[1036] in NetBSD-Development
Sparc emulation runs afoul of AFS misfeature
daemon@ATHENA.MIT.EDU (Greg Hudson)
Tue Oct 3 20:15:32 1995
Date: Tue, 3 Oct 1995 20:14:59 -0400
From: Greg Hudson <ghudson@MIT.EDU>
To: netbsd-afs@MIT.EDU
Cc: netbsd-dev@MIT.EDU
The AFS readdir() vnode operation returns a bunch of directory entries
with the last entry's length field set to all of the remaining buffer
space (i.e. if there are 940 bytes remaining for the last entry, it
sets d_reclen for the last entry to be 940). This works for most
purposes, but in Sparc emulation it fails because Sparc directory
entries are slightly longer than NetBSD directory entries.
I made a halfhearted attempt to fix this misfeature, but it failed.

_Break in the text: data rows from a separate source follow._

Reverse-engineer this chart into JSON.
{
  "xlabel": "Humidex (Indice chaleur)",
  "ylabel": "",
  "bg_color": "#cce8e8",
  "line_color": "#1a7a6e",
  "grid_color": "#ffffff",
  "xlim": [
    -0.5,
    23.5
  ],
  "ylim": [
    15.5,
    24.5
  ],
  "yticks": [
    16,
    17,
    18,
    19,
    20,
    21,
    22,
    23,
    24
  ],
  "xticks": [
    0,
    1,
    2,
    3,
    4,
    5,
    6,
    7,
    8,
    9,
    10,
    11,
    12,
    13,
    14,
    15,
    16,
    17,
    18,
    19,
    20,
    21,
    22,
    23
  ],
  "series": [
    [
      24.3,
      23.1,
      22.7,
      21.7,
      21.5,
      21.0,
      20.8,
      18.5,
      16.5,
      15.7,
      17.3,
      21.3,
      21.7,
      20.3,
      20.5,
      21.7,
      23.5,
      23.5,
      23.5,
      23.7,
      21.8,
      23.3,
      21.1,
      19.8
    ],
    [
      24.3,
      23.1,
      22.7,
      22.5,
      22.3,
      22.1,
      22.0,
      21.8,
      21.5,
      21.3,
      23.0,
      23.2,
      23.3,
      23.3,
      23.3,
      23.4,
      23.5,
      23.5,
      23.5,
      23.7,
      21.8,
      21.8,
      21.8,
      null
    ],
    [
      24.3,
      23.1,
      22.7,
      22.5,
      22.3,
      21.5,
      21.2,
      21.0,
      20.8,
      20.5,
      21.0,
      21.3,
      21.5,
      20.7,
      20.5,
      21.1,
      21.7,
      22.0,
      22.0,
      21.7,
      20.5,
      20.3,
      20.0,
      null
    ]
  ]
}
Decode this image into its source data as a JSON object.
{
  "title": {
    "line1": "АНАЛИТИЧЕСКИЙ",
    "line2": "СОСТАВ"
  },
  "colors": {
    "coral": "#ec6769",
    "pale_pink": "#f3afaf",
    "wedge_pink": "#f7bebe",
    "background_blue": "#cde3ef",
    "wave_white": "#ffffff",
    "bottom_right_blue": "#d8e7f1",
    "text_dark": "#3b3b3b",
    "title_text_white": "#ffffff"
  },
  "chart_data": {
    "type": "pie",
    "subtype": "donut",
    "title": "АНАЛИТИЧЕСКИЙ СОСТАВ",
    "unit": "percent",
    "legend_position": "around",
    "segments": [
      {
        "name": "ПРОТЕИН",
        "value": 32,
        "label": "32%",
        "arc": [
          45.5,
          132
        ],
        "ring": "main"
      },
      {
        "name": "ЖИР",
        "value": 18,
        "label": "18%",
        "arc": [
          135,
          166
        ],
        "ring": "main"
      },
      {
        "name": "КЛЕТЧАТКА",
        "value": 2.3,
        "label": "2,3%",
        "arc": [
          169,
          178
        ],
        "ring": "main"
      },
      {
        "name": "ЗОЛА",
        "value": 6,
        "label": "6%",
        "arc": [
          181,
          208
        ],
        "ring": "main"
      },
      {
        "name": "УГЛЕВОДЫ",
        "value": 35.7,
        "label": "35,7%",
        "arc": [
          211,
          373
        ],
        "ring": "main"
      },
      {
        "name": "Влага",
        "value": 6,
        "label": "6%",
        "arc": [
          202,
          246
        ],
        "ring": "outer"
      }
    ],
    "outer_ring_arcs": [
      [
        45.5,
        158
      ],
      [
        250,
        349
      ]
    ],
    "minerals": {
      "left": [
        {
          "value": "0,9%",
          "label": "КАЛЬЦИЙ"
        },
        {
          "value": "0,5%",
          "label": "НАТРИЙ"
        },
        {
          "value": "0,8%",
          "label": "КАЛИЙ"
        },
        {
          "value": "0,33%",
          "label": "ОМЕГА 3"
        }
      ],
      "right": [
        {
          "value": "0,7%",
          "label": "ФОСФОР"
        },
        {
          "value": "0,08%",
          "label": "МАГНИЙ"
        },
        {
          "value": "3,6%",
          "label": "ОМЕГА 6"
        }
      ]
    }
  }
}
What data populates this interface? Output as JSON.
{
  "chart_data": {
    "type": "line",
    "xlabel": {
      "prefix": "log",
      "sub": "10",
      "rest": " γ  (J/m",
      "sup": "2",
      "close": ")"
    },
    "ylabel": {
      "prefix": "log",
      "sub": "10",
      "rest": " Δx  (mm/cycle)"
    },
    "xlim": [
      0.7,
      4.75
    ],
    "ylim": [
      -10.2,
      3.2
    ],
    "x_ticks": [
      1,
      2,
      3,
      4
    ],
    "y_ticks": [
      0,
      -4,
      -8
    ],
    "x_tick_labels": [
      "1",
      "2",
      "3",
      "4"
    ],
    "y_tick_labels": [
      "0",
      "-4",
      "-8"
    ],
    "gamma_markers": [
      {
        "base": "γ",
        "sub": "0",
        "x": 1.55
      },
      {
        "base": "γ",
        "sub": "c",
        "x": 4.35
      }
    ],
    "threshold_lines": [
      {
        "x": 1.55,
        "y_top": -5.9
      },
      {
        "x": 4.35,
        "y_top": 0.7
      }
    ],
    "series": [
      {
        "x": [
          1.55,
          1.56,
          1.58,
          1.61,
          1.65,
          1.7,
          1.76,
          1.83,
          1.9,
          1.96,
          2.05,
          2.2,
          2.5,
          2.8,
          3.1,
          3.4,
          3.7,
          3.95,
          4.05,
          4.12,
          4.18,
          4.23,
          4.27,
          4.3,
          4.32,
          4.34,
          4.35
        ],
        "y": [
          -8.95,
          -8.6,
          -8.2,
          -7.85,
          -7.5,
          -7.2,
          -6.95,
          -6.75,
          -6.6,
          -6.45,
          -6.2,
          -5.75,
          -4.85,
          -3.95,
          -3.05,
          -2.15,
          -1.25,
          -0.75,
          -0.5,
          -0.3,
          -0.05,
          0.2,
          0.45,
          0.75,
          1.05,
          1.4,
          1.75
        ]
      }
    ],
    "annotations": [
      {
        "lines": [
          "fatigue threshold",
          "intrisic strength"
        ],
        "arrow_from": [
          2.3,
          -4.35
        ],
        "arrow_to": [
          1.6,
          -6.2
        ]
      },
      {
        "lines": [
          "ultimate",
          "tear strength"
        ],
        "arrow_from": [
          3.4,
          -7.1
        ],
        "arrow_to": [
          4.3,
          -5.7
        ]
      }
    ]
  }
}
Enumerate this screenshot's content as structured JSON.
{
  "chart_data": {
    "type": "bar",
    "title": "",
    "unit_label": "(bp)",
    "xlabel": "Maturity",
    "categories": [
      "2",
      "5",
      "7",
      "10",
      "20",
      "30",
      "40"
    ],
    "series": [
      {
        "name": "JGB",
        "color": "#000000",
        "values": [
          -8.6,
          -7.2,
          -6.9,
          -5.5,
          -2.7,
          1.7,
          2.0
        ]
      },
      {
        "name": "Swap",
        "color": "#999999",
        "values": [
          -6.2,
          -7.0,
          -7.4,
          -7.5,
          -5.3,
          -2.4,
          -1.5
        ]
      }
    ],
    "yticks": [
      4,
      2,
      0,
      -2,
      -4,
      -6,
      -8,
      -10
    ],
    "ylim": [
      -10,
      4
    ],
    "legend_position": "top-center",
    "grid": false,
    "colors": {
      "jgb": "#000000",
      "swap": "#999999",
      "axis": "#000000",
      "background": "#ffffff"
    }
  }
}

(I backed out my change.) The AFS readdir vnode operation is really
gross.
While I'm here, does anyone know how Solaris emulation is supposed to
work with network code? X programs seem to fail as soon as they try
to open /dev/tcp or the equivalent Unix domain socket device, even if
I make an appropriate /emul/svr4/dev/tcp entry.